One Small Place

Written for the inauguration of COA's eighth president, Dr. Sylvia Torti, and read at the ceremony on Oct. 20, 2024.


When the priests sold this property

for a dollar to the college, do you think

they knew what would come to be here?


One might think that they lived in 

unobtrusive ways, in days of solitude 

and silent prayer, but that’s the trick 


of the pastoral to soften 

the audacity of history.

Come upstairs with me 


to the library window, I’ll show you where 

their giant neon cross once stood,

a beacon for boats crossing Frenchman’s Bay.


In its place, the first hopeful students 

built a windmill, which ignited years later

from the friction of its own movement


and left a flat ring of stones which 

now faces, across the bay, an array 

of modern turbines, turning steadily.


Ours is the story of beautiful failures

and our faith in what follows.

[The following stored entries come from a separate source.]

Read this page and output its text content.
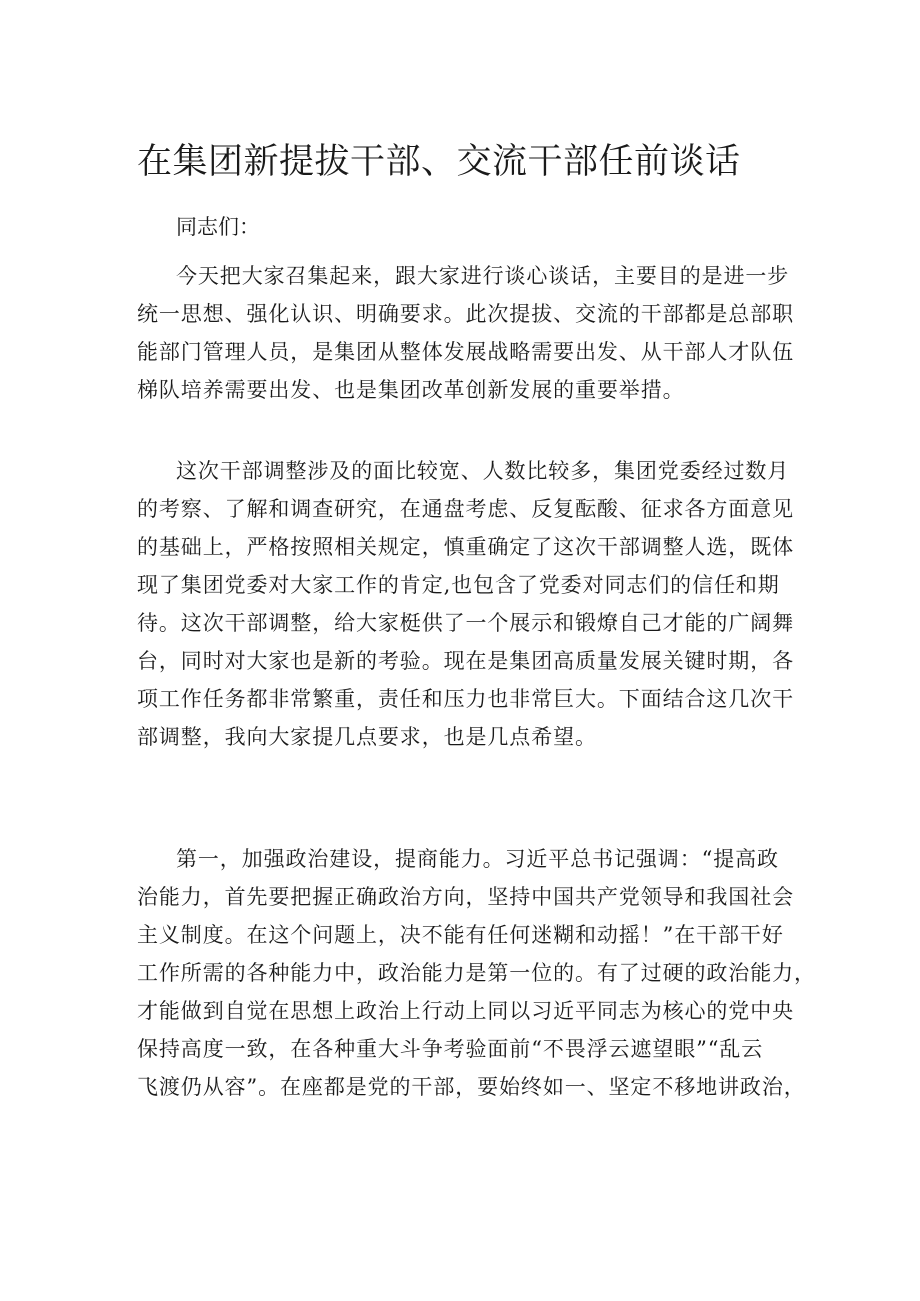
在集团新提拔干部、交流干部任前谈话

同志们：

今天把大家召集起来，跟大家进行谈心谈话，主要目的是进一步
统一思想、强化认识、明确要求。此次提拔、交流的干部都是总部职
能部门管理人员，是集团从整体发展战略需要出发、从干部人才队伍
梯队培养需要出发、也是集团改革创新发展的重要举措。
这次干部调整涉及的面比较宽、人数比较多，集团党委经过数月
的考察、了解和调查研究，在通盘考虑、反复酝酸、征求各方面意见
的基础上，严格按照相关规定，慎重确定了这次干部调整人选，既体
现了集团党委对大家工作的肯定,也包含了党委对同志们的信任和期
待。这次干部调整，给大家梃供了一个展示和锻燎自己才能的广阔舞
台，同时对大家也是新的考验。现在是集团高质量发展关键时期，各
项工作任务都非常繁重，责任和压力也非常巨大。下面结合这几次干
部调整，我向大家提几点要求，也是几点希望。
第一，加强政治建设，提商能力。习近平总书记强调：“提高政
治能力，首先要把握正确政治方向，坚持中国共产党领导和我国社会
主义制度。在这个问题上，决不能有任何迷糊和动摇！”在干部干好
工作所需的各种能力中，政治能力是第一位的。有了过硬的政治能力，
才能做到自觉在思想上政治上行动上同以习近平同志为核心的党中央
保持高度一致，在各种重大斗争考验面前“不畏浮云遮望眼”“乱云
飞渡仍从容”。在座都是党的干部，要始终如一、坚定不移地讲政治，
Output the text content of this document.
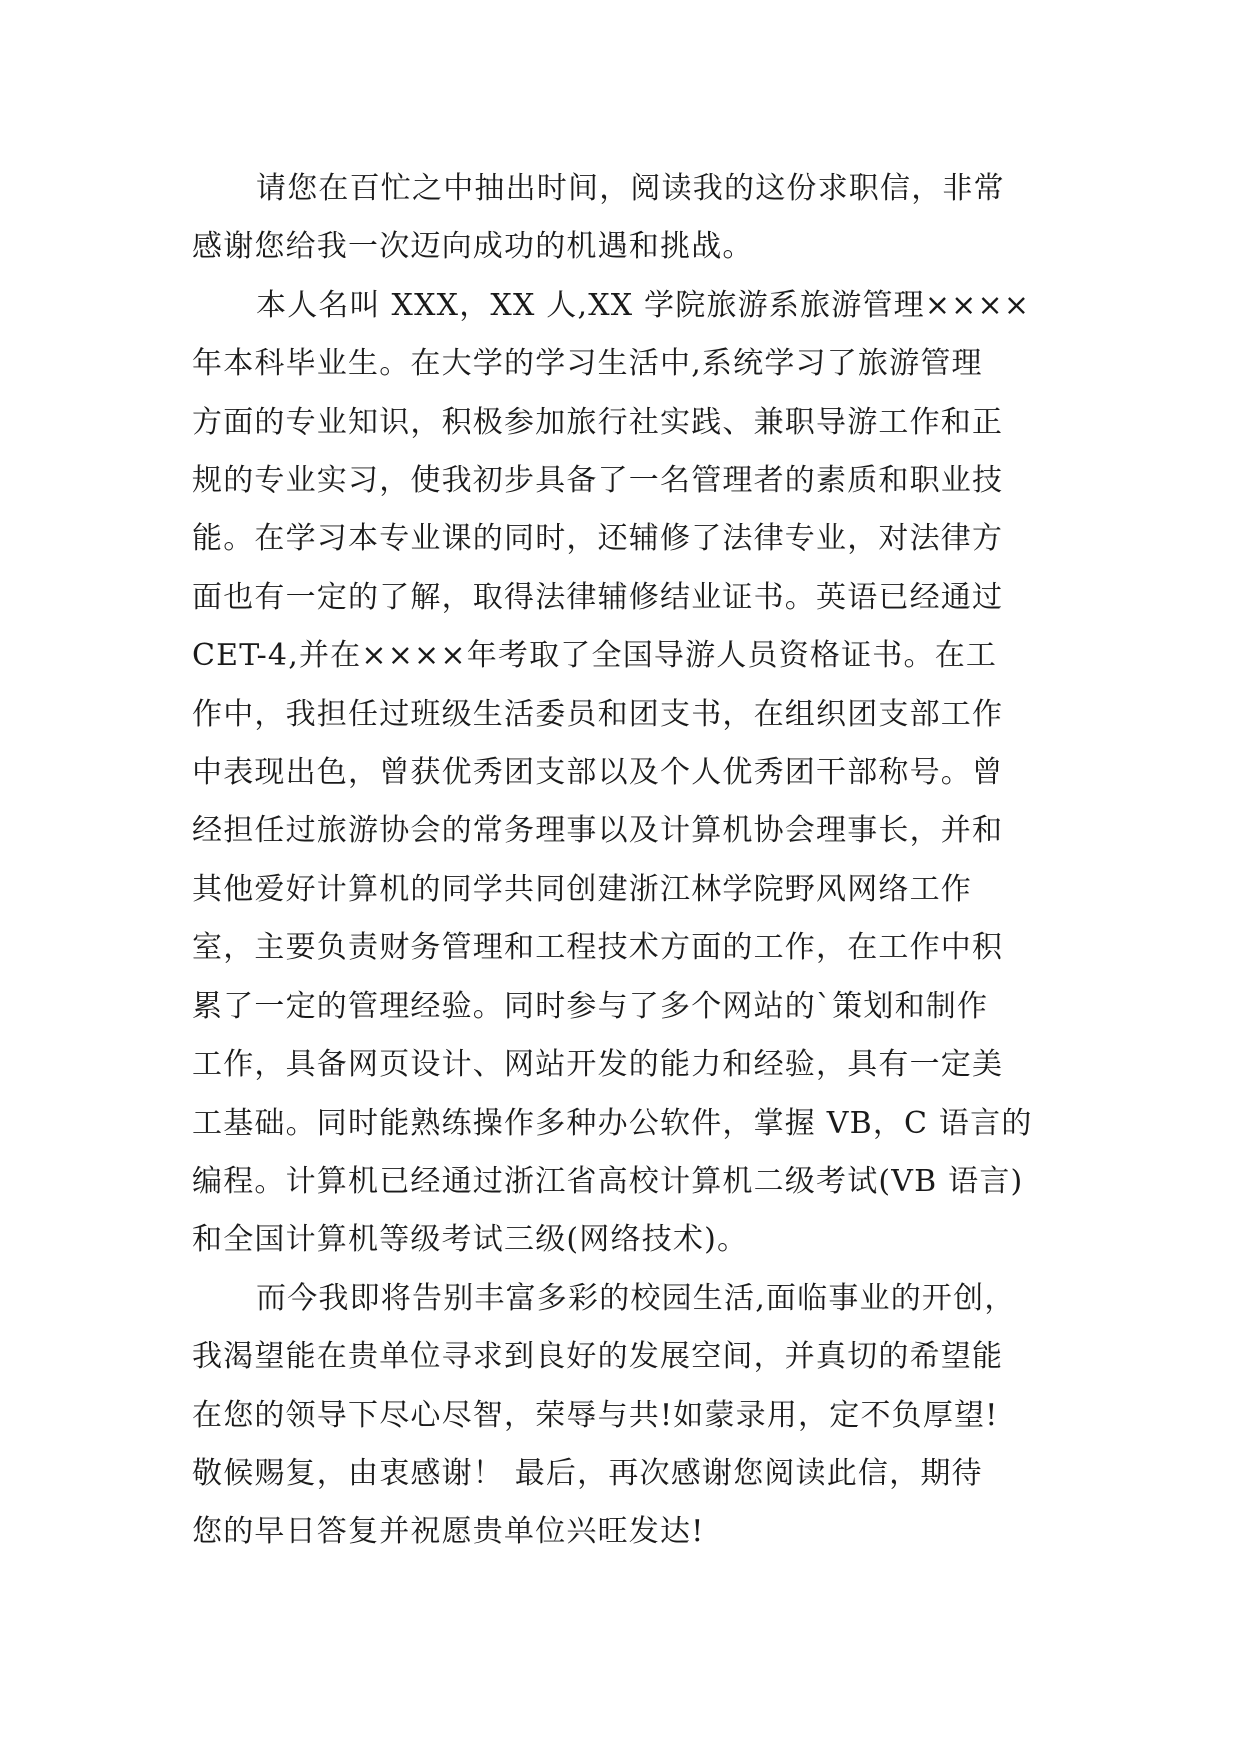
请您在百忙之中抽出时间，阅读我的这份求职信，非常
感谢您给我一次迈向成功的机遇和挑战。

本人名叫 XXX，XX 人,XX 学院旅游系旅游管理××××
年本科毕业生。在大学的学习生活中,系统学习了旅游管理
方面的专业知识，积极参加旅行社实践、兼职导游工作和正
规的专业实习，使我初步具备了一名管理者的素质和职业技
能。在学习本专业课的同时，还辅修了法律专业，对法律方
面也有一定的了解，取得法律辅修结业证书。英语已经通过
CET-4,并在××××年考取了全国导游人员资格证书。在工
作中，我担任过班级生活委员和团支书，在组织团支部工作
中表现出色，曾获优秀团支部以及个人优秀团干部称号。曾
经担任过旅游协会的常务理事以及计算机协会理事长，并和
其他爱好计算机的同学共同创建浙江林学院野风网络工作
室，主要负责财务管理和工程技术方面的工作，在工作中积
累了一定的管理经验。同时参与了多个网站的`策划和制作
工作，具备网页设计、网站开发的能力和经验，具有一定美
工基础。同时能熟练操作多种办公软件，掌握 VB，C 语言的
编程。计算机已经通过浙江省高校计算机二级考试(VB 语言)
和全国计算机等级考试三级(网络技术)。

而今我即将告别丰富多彩的校园生活,面临事业的开创，
我渴望能在贵单位寻求到良好的发展空间，并真切的希望能
在您的领导下尽心尽智，荣辱与共!如蒙录用，定不负厚望!
敬候赐复，由衷感谢！ 最后，再次感谢您阅读此信，期待
您的早日答复并祝愿贵单位兴旺发达!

Every ruin 

beneath your feet sings of those who arrived 


and laments those who were forced to leave; 

those who cut the paths and laid the tracks, 

paved the roads and stacked the stones 


that lined the sidewalk on your first walk

to school, as someone took your hand

and held hope and grief in the other.


The earth now is as noisy as it’s ever been.

Never has it been harder to hear the calls

of birds or the commotion of insects,


the ocean’s chatter drowned out by engines 

of trade, the flow of water long since turned

to the flow of money and endless interest.


But these ways of living are not inevitable. 

Beneath those mountains are even older mountains.

Behind this sentence is a door we haven’t seen before.


Three miles from here, there’s a path in the forest

leading to the crumbled stones of an old estate

atop granite scraped by glaciers and glazed by fire.


A porcupine lives there, and a fox, regarding each other

from mossy dens on either side of the collapsed road. 

I’ll take you there, after it rains, to smell the sweet 


firs and see the few chanterelles emerging 

steadily from the litter of oak leaves,

to climb carefully down the steps


and find the moldy old boot perched

atop a stump in an empty grove,

a stage in the forest’s theatre.


There’s a common ground for us here

beyond priests and robber barons,

a place where actors and audience


change places: in the classroom, 

the field station, the auditorium.

Here, generosity is our greatest


asset, and our inheritance not 

something owned but shared in

how we tend and attend each other.


Where a child brings a box to the 

wildlife vet and removes the lid 

to show a monarch butterfly


whose fragile wings are torn. So small 

it is, beside the cages of bobcats 

and eagles; small like that child’s hands


in one moment in time, in one small place. 

Such a small thing couldn’t make a difference.

Something so small is all that makes a difference.